Reading and viewing Western print and satellite TV and their Southeast counterparts recently, it’s hard to believe that there is deep understanding about the historical, cultural and economic context of what these media call present day Myanmar and Pakistan.
The staple line of argument among liberal media circles in the West is that the “military junta” or “military regime” in Myanmar and Pakistan need to be changed into liberal democracies along the lines of what politicians, legislators and media pundits in America and Britain seemed to be obsessed with. The illusion that Aung San Suu Kyi, Benazir Bhutto and/or Nawaz Sharif and their coterie of politicos/lawyers are able to devise a alternative, competent and unifying “democratic”political system remains a strong and, at the same time, naive and dangerous one.
Some 8 years ago, at the residence of the British ambassador in Jakarta, I was invited to meet for tea with Michael Aris, husband of Aung San Suu Kyi. I asked him pointedly whether the National League for Democracy which his wife headed was really a viable political organization that could galvanise a sense of national purpose among Myanmar’s civic society, particularly among Shans, Karens, Kachens and other minorities. His answer was so carefully guarded that I did not press the point. I had earlier remarked to him that (then) Vice President Megawati Soekarnoputri was still grappling with forging unity within her PDIP party. In other words, for the NLD and PDIP there were limits to riding on the on the charisma of Aung San and Soekarno, to which both Syuu Kyi’s and Megawat relied upon for their influence and legitimacy.
Aris and I both agreed that presenting a viable political alternative to the military would have to be one of the priorities of all Aung San Suu Kyi’s followers within Myanmar as well as self exciled Myanmarese residing in Thailand, Western Europe and North America. However powerful the military in its power grip , social and economic changes were taking place within the country which required adjustment on the part of the military. Deep down, Myanmar was undergoing vast economic and political changes similar to what took place during the final 10 years of President Soehartos’s rule in Indonesia. The key issue was defining the scope and pace of change engaging with the military.

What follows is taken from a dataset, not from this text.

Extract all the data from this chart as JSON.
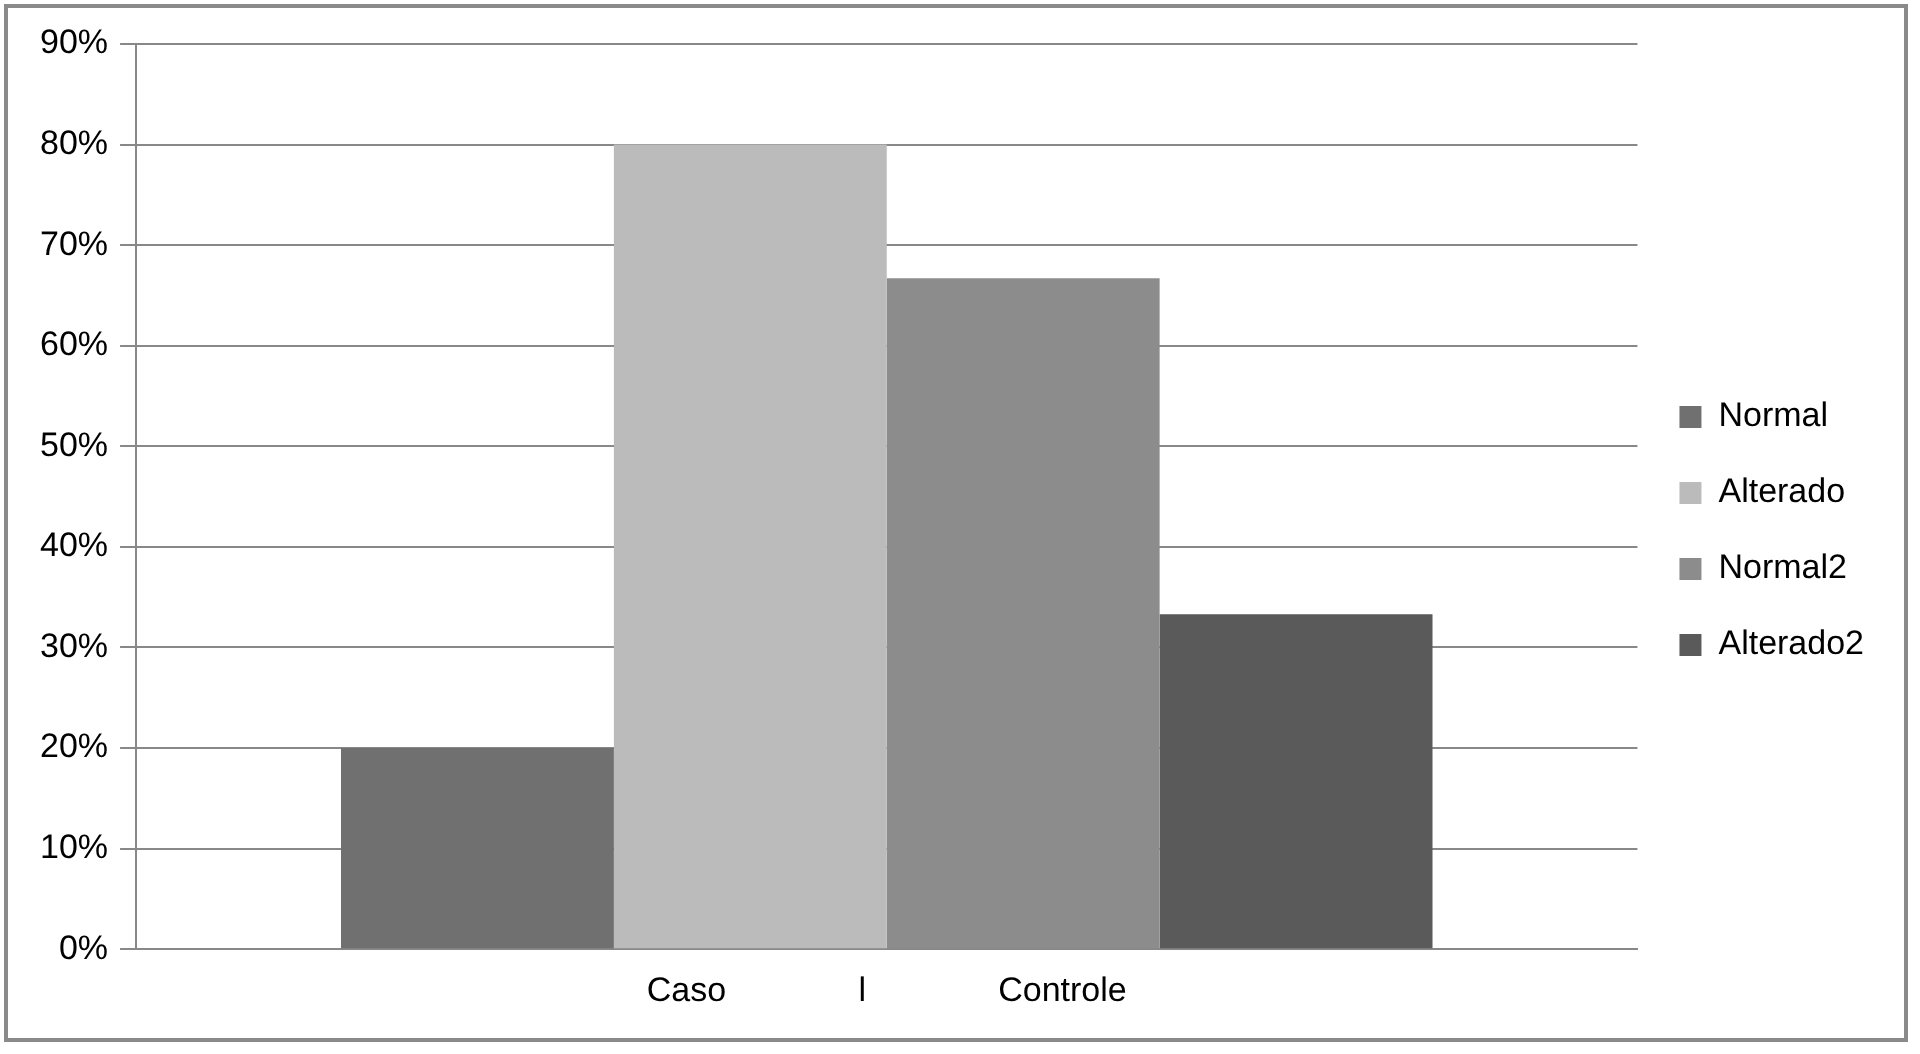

In Indonesia, the political structure of the ruling Golkar, the military and the bureaucracy established in the 1970s and mid 1980s had served its purpose of providing stability but since the 1990s had felt the need to gradually adjust and adapt. As with Indonesia in the 1990s, Myanmar post 2000 was changing fast, and the Myanmar military leadership felt it had to adjust to the realities of Myanmar’s growing political and economic interaction with the outside world, not just with its ASEAN co-member states. In fact, a hybrid political transitional arrangement was in the cards since late mid 1990s, recognising the need on both sides to define how much change and how much continuity would be mutually agreeable and realistically feasible. The unsaid transition period would be “a generation”, which means at least 15-20 years.

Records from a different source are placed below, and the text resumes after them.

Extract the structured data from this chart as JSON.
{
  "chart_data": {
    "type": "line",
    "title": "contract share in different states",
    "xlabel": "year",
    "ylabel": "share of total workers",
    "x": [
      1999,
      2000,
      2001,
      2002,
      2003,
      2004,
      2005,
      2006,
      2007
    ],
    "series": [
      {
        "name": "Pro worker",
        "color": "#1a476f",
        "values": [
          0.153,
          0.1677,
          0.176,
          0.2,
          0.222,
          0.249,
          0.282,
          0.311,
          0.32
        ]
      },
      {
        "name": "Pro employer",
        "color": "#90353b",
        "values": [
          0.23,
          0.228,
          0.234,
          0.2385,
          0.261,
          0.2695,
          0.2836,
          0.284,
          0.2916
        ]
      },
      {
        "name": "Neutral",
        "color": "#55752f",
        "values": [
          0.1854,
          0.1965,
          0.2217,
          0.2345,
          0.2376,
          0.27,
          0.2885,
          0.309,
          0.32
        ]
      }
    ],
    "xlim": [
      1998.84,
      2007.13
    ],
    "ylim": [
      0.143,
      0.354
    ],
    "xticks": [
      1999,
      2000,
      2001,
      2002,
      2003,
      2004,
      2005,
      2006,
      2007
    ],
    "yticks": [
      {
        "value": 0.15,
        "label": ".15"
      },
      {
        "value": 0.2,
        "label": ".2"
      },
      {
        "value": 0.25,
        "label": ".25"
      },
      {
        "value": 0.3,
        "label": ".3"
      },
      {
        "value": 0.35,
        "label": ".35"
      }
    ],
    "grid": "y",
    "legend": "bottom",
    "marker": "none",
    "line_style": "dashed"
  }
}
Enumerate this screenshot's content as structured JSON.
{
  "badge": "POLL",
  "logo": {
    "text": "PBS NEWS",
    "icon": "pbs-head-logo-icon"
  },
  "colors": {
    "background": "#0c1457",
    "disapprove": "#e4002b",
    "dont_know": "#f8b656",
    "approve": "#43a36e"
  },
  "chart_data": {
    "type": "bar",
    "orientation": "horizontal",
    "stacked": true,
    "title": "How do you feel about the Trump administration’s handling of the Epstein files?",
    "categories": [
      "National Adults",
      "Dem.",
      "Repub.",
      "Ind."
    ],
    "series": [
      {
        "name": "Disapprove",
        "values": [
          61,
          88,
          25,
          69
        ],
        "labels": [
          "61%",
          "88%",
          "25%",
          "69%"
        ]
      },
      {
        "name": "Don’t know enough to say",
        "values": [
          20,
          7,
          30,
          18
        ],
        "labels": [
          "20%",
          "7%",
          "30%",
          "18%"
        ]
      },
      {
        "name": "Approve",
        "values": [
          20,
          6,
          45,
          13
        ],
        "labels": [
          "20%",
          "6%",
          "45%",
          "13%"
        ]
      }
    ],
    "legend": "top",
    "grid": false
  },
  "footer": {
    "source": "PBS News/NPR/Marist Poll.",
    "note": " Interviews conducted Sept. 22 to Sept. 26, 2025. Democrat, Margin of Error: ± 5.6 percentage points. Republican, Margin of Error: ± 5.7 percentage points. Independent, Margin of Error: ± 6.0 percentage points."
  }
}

Similarly with Pakistan. General Musharraf may have outlived his legitimacy and political hold as leader of a “front-line state” in the West’s war against terrorism. But it is important to recall that when he came to power in October 1999, the Pakistani political public had been fed up with the constant gibbering, grab and greed politics of the Benazir Bhutto and Nawaz Sharif governments of the previous eight years. Not to speak of the associated role of “the infamous 22 families” which for long controlled the levers of political and economic power since Pakistan’s independence. Just as in Indonesia and elsewhere in Southeast Asia, contending ruling civil and military elites have always been beholden to the 3 C’s (Chinese Crony Conglomerates) dispensing business and monetary favours in return for political recognition and protection.
The real issue, then, is: do the civilian leaders and their fast-talking lawyers, NGO types and politicians in Myanmar and Pakistan have a credible and presentable alternative to military dominance? Have they also realised that a hybrid “military-civilian transitional system” is the true and only viable one, until the much vaunted “institution building”__political, economic, social__ underpins a truly functioning and sustainable democracy based on a committed civilian based middle class?
BBC World TV is airing a series on “Why Democracy?” based on a survey in several countries across the world it conducted last August. I suspect that it will contain the underlying taxonomy of what the often insufferably condescending British like to claim as Anglo Saxon superiority as pioneers of modern political and parliamentary democracy. It will make little note of the historical, cultural and economic backdrop of how democracies are defined, applied and reinterpreted in terms of each country’s historical cultural and economic context. But then the BBC, The British Council and the English language itself, is the last best hope of what Churchill called the need to capture “the empires of the mind” in the wake of Britain’s imperial decline.
More sanity is called for about the future prospects of graduated political and economic democracy in Mmyanmar and Pakistan. Instant democracy___openness, free press, rule of law, transparency and other accountability features____are fine for those who can afford it. But for those who still live in despair and desperation, it would be naïve and dangerous to think that feisting Western style democracy would bring about instant solutions on the ground. Witness the current state of the “democracy project” in Iraq and Afganistan.